As a married Catholic priest, I know both fatherhoods. And, I can tell you, priestly fatherhood is also an embodied, deep thing.
But I also bring it up because that is how I regard my priestly fatherhood, too. As a married Catholic priest, I know both fatherhoods. And, I can tell you, priestly fatherhood is also an embodied, deep thing—just as much so, in fact. And alongside earthly fatherhood, it, too, is sometimes ridiculed, sometimes forgot. Which, of course, we shouldn’t do if these two fatherhoods—natural and priestly—are as important as I suggest, if both are deep and embodied things.
And a glance at the Catholic tradition makes it clear they are. Parental imagery belongs to the way believers understand how they relate to one another. One need only recall parents and grandparents like Mary and Joseph and Lois and Eunice, among others. But also Jesus, for instance, who likened himself to a mother hen, desiring to gather Jerusalem to himself, and Paul, who called Timothy his son. To the Corinthians, too, he called himself their “father in Christ Jesus through the gospel.” In the Egyptian desert, at the dawn of monasticism, one sought out the wisdom of the abba or the amma or the discipline of the patēr. St. Benedict begins his Rule whispering to a son to mind a father’s instructions because the father loves him.

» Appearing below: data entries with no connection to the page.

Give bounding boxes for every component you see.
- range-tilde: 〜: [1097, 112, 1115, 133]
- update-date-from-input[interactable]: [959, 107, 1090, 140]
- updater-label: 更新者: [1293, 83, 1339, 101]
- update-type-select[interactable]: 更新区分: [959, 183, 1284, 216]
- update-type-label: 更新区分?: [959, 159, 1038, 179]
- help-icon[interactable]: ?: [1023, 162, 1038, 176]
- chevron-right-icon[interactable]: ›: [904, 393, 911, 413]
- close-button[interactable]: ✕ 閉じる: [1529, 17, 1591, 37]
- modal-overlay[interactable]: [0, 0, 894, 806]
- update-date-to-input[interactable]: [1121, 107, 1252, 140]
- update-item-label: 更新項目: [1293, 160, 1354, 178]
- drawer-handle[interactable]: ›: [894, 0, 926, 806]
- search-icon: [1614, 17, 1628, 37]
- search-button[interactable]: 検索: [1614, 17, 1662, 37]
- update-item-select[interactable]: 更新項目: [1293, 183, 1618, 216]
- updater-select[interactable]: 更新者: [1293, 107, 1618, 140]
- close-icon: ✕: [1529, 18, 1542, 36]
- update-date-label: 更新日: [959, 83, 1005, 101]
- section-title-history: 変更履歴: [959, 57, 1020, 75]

Clearly, it belongs to the tradition, but why? Perhaps because—to use that lovely theological word—it is simply fitting that Christians describe certain pastoral roles in terms of fatherhood and even motherhood because the family of the church is truly a family, formed by relationships as deep as those of any earthly family. That is, if earthly parenthood is a deep, embodied thing, then so, too, is spiritual parenthood. That is what the tradition seems to suggest, and which is my plea: that we shouldn’t forget this part of the tradition, that we jettison it at our peril.

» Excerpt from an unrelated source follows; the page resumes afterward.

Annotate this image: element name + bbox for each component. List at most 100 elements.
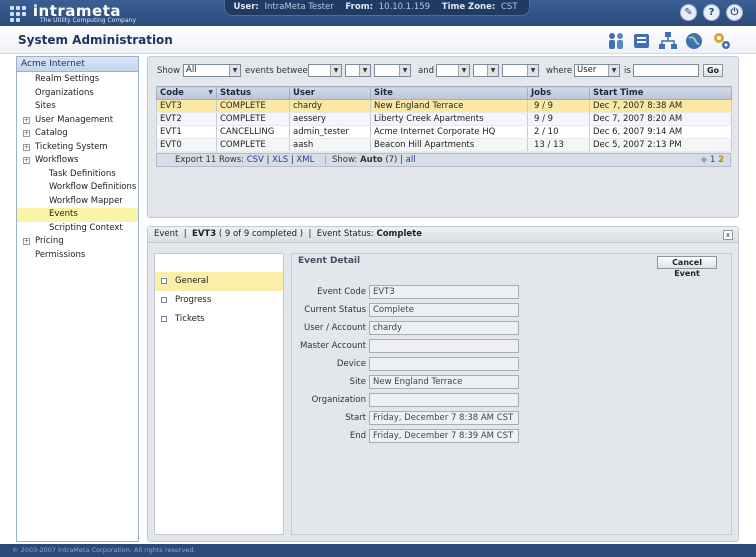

I am bound to these my sisters and brothers in Christ like I am bound to my own blood, just by different blood—the blood of a Son of a Father.
Now, undoubtedly, such parental imagery is fraught with danger. The authority of a churchly father can be abused—physically, emotionally, spiritually. Yet it’s dangerous in earthly families, too. But that doesn’t warrant abandoning the tradition. To do so, I suggest, would deprive us of something essential to what it means to be the church, just as it would ruin our understanding of the family were we foolishly to erase the idea and imagery of father or mother. We have indeed made great progress in recent decades appreciating the equality of the people of God. We have also made great progress in the professionalization of both clergy and lay ministers.
But surely, although much more progress is yet to be made, it isn’t wise to erase the very language Christians need in order to remember that the church is not merely an earthly organization. Doing so wouldn’t eliminate clericalism at all; rather, it would simply render the cruelty of such sin a little colder, more like a thing of corporate dysfunction and less the grave sin about which dread angels keep watch.
Better instead to remember that the church is an organic communion, more family than political party or business. That is why I remember I am a father in my parish, just as I’m a father to my family. Not for any stupid sense of superiority but because it reminds me of the eucharistically familial nature of the church. I am bound to these my sisters and brothers in Christ like I am bound to my own blood, just by different blood—the blood of a Son of a Father.